Take the kasha, a demon from hell that feasts on corpses. Like the nekomata and bakeneko, the kasha were once normal house cats. But, as the story goes, the scent of dead bodies filled them with such an overwhelming desire to feast that they transformed into flaming devils. With their necromantic powers they were said to be able to manipulate corpses like puppets, making them rise up and dance. The kasha story still remains part of the culture in terms of funeral services. In Japan, it is customary after the death of a loved one to hold a wake where the body is brought home and the family gather. To this day, cats are put out of the room where the wake is held.
Some cat creatures, like the neko musume, were thought to be cat-human hybrids. They were said to be born from a cat’s curse on makers of the traditional instrument called the shamisen, which use drums stretched from the hides of cats. A shamisen maker who got too greedy might be cursed with a neko musume daughter as revenge. Instead of a beloved human daughter, they would find themselves with a cat in human form who was incapable of human speech, ate rats, and scratched their claws.
Perhaps the most persistent of the Edo period supernatural cats is the maneki neko, known in English by the sobriquet “Lucky Cat.” While truly a creature of commerce, this ubiquitous waving feline has folkloric origins—two of them, in fact. Gotokuji temple tells of a fortuitous cat that saved a samurai lord from a lightning strike during a terrible storm. The lord gave his patronage to the temple, which still exists today and happily sells thousands of replica cats to eager tourists. The other origin is of a poor old woman whose cat came to her in a dream and told her to sculpt a cat out of clay to sell at market. The woman marketed both her cat and her story, selling more and more cat statues until she retired rich and happy. These same cat statues are still sold worldwide today as the Maneki Neko. Obviously, both origin stories can’t be true, but that doesn’t stop the sales from rolling in. It’s not unusual at all to trace back a folkloric story and to find someone trying to make a buck on the other end. As the earlier artists discovered with their bakeneko prints, cats have always been good for sales.
Bakeneko kabuki actors (Public Domain)
The more you dig into Japan’s catlore the more you’ll find, from the gotoko neko, an old nekomata that mysteriously stokes fires at night or turns the heaters up in households in order to stay warm, to the cat islands of Tashirojima where cats outnumber people by more than five to one, to the endangered yamapikaryaa, said to survive only on the remote Iriomote islands. Most of these are born from the Edo period, however many are expanded folklore and real-world locations. Japan’s catlore continues to spread and I have no doubt that new supernatural forms are being born even now.

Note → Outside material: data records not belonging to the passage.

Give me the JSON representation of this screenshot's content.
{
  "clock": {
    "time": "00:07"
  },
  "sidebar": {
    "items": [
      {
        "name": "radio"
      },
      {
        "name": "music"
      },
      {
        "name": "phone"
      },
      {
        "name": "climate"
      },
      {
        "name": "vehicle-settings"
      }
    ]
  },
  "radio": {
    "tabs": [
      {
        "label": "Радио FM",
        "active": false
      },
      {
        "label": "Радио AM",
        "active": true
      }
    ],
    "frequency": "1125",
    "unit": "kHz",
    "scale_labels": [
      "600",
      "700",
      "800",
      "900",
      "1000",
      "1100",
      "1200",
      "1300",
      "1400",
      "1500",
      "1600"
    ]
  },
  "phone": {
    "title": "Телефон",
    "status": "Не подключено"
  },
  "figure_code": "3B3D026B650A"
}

For me, Japan’s catlore has been nothing short of catnip. The more I learned the more I wanted to know. After I finished my Wayward research, I kept diving deeper and deeper until I had piles of translated folk stories and historical texts on Japan’s cats. I had no plans to do anything with it; it was a personal obsession. Finally, though, my publisher noticed, and said, Hey, I think we know what your next book is going to be about. Thus Kaibyō: The Supernatural Cats of Japan was born, a book I never intended to write, and yet to this day, remains the most popular thing I’ve ever written. Even after it published in 2017, I knew my journey into Japan’s catlore was hardly finished; I don’t think it ever will be.